Michelle Sneed (Northern California)Hydrologist
United States Geological Survey
Land Subsidence: The Lowdown on the Drawdown
Land subsidence caused by groundwater withdrawal in California, particularly in the San Joaquin Valley, has recently received increased attention from water-science professionals and the media because two recent droughts, 2007-09 and 2012-present, have triggered high rates of groundwater withdrawal and historically high rates of land subsidence (as much as about 1 foot per year). The compaction of susceptible aquifer systems caused by excessive groundwater pumping is the single largest cause of subsidence in California, and the 5,200 square miles affected by subsidence in the San Joaquin Valley during the better part of the 20th century has been identified as the single largest human alteration of the Earth’s surface topography. In some areas that historically depend on surface-water resources, groundwater pumping has increased during periods of drought to compensate for reduced surface-water availability, resulting in large and rapid groundwater-level declines. In some areas where surface water is a minor component of the water supply or where land use has changed to more water-intensive uses, groundwater levels have declined during both drought and non-drought periods. While more focus has been placed on the highly visible infrastructure damage from subsidence, which generally can be repaired, compaction of the aquifer system, sight unseen, permanently decreases its capacity to store water such that subsidence occurring today is a legacy for all tomorrows. This presentation will include discussions of subsidence processes, measurements, analyses, and consequences by exploring selected case studies throughout California, including the San Joaquin Valley, the Coachella Valley, and/or the Mojave Desert.
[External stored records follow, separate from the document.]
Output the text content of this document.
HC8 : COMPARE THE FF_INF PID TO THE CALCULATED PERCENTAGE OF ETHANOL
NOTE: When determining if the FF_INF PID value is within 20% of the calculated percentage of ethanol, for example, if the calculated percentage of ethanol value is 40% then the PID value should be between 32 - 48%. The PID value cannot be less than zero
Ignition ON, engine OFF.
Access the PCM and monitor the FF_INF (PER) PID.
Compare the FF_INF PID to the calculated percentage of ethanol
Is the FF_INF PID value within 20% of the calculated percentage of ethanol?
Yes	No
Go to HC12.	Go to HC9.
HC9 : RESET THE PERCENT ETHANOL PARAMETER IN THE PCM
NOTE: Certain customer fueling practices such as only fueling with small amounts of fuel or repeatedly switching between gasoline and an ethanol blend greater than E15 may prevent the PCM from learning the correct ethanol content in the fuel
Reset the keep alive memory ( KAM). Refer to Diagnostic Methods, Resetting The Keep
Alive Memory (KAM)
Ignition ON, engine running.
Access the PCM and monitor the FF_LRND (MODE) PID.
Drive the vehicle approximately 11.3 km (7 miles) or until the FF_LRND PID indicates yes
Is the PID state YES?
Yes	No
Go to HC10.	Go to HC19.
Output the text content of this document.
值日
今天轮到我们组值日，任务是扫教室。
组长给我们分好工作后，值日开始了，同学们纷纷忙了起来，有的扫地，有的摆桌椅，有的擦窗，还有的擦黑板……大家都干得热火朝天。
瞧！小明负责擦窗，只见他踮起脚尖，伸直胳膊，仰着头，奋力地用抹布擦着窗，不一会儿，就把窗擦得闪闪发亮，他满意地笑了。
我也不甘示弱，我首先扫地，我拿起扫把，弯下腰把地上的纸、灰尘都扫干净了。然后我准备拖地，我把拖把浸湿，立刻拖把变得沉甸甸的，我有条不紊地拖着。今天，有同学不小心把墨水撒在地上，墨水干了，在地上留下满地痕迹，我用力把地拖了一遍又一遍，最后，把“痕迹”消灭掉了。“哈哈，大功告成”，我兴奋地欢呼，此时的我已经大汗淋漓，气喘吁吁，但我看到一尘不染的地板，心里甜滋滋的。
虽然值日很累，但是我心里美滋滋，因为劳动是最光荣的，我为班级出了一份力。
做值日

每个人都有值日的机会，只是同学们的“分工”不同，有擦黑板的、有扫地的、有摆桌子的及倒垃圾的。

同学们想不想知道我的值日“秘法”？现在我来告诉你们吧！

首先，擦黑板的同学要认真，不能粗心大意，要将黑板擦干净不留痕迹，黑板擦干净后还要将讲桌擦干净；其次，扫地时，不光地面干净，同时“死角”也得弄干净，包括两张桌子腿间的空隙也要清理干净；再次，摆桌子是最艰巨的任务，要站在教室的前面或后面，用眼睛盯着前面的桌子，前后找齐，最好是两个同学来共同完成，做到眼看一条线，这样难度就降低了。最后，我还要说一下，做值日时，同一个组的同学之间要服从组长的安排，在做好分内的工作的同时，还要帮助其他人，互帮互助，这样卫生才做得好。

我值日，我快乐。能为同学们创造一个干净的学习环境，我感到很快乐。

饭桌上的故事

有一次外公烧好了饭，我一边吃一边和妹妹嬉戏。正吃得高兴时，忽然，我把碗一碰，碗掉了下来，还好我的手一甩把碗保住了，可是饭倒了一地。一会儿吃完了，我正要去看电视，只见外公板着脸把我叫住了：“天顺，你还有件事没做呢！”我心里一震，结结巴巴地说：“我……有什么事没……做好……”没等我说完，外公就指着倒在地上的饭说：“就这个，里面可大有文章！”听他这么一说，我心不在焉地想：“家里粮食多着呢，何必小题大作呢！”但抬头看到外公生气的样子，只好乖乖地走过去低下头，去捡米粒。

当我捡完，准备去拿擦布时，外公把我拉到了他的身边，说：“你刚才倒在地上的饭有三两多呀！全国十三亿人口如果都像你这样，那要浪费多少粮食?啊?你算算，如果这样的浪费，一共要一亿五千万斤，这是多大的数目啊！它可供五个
Michelle Sneed is a hydrologist with the U.S. Geological Survey and has been with the California Water Science Center since 1994. She received her B.S. and M.S. degrees in geology from California State University, Sacramento, where she periodically teaches geology classes. She has published many studies on land subsidence related to fluid-pressure changes in areas throughout California and other areas in the Western United States. Ms. Sneed integrates various methods of land-surface elevation (and elevation change) measurement, including spirit leveling, Global Positioning System, extensometry, and Interferometric Synthetic Aperture Radar (InSAR) techniques, to leverage the diverse spatial and temporal scales of the datasets. Analyses and simulations have focused on the preconsolidation stress, vertical hydraulic conductivities, and the elastic and inelastic compressibilities (storage) of aquifer-system components based on hydrogeological structure, land-surface elevation changes, and groundwater-level changes. Recent studies in the San Joaquin and Coachella Valleys explore the impact of subsidence on water-conveyance infrastructure, and have been featured in the news media. She is a member of AGU, GRA, and NGWA, and recently was invited to join the UNESCO Working Group on Land Subsidence, the recognized leader in promoting global land subsidence studies.